Robert James Jefferson, a St. Paul gang member sentenced to life in prison for a fatal 1994 firebombing he committed as a teenager, hoped for judicial relief after the U.S. Supreme Court barred mandatory life sentences for juveniles in 2012.

Last year, a federal judge reduced Jefferson's sentence — from life to 50 years — for the crime, which killed five young St. Paul siblings, and on Monday a federal appellate court rejected his appeal for a far shorter sentence.

Eighth Circuit Judge James Loken wrote that Jefferson's new sentence appropriately weighed his youth at the time of the murders with his rehabilitation and his "continued refusal to accept responsibility for the murders."

Last year, U.S. District Judge Michael Davis made Jefferson's sentence the first federal sentence reduced in Minnesota since the Supreme Court ruling in Miller vs. Alabama. But Jefferson, now 38, later challenged that ruling, calling 50 years a "de facto life sentence."

Citing the Supreme Court's decision, a spokesman for the U.S. attorney's office called Monday's ruling on Jefferson's sentence "a perfectly appropriate and reasonable result."

Jefferson was indicted in 1997 along with 20 other members of the St. Paul-based 6-0 Tres gang in a case that charged the gang with trafficking cocaine to the Twin Cities from California. His most serious conviction, after a six-week trial, was on charges that he and an accomplice threw Molotov cocktails at the St. Paul home of fellow gang member Andre Coppage to retaliate for cooperating with authorities in a murder case.

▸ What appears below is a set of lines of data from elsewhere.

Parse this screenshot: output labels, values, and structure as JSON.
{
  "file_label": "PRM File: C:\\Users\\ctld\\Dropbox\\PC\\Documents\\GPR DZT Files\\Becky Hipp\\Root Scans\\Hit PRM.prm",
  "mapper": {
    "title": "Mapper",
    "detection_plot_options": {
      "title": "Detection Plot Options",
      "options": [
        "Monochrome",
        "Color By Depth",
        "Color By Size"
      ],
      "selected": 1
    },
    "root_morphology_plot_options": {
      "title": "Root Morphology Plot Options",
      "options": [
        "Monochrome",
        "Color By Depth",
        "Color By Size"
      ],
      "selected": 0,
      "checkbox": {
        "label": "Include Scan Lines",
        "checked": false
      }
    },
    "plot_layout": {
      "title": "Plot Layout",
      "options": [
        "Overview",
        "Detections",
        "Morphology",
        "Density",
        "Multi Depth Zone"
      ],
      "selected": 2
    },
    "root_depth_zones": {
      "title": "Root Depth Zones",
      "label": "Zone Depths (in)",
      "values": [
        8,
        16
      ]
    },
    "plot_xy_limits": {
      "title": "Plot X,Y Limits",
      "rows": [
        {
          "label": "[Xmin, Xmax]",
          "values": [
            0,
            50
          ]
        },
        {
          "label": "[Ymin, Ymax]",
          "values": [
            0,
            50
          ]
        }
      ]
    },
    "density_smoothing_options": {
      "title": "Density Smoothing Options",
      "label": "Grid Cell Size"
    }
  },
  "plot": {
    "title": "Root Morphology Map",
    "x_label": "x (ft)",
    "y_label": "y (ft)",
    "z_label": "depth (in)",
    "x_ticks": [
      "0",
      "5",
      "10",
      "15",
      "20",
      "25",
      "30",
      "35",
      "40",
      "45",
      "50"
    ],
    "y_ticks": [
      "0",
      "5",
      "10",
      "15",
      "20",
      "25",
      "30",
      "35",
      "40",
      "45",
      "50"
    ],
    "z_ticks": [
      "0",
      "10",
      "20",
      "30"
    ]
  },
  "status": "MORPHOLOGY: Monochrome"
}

The ensuing fire killed five of Coppage's siblings: brothers Nicheba, 11, Nicos, 7, and Niarte, 4, and his sisters Nikia, 8, and Myeka, 2.

Jefferson has maintained his innocence in the murders and turned down a plea deal, refusing to testify against Robert G. "Buster" Jefferson, his half-brother and one of the gang's founders.

'Impressionable young man'

Surveillance footage placed Jefferson and a cousin, Willie Hart, then 13, near the Coppage home soon after the fire started. Jefferson was also convicted of additional charges that included conspiracy to distribute cocaine and crack cocaine, and attempted murder and assault in connection with the drive-by shootings of a drug debtor and bystander.

Jefferson's attorney, Mark Larsen, said Monday that they were disappointed by the appellate ruling and are exploring appeals options. Jefferson had asked for a three-year sentence.

"This was a very impressionable young man at the time who followed the lead of his elder half-brother who fell in with the wrong crew," Larsen said.

Jefferson would be 62 if he lives out his term. Larsen said he suffers from juvenile-onset diabetes.

At the time of Jefferson's resentencing, Davis read from a 24-page legal analysis, something Larsen commended for being "exhaustive." In it, Davis cited evidence that Jefferson was sexually assaulted by a relative at a young age and that he was vulnerable to peer pressure at the time of the murders.

He also recognized a spotless disciplinary record while in prison, and a strong work and educational record. But, Davis said, Jefferson "has not accepted full responsibility for his actions" in connection with the children's deaths and downplayed his role in other convictions.

Loken wrote Monday that Davis properly reviewed evidence of Jefferson's post-sentencing rehabilitation and that he also gave significant weight to "the extreme severity of Jefferson's crimes."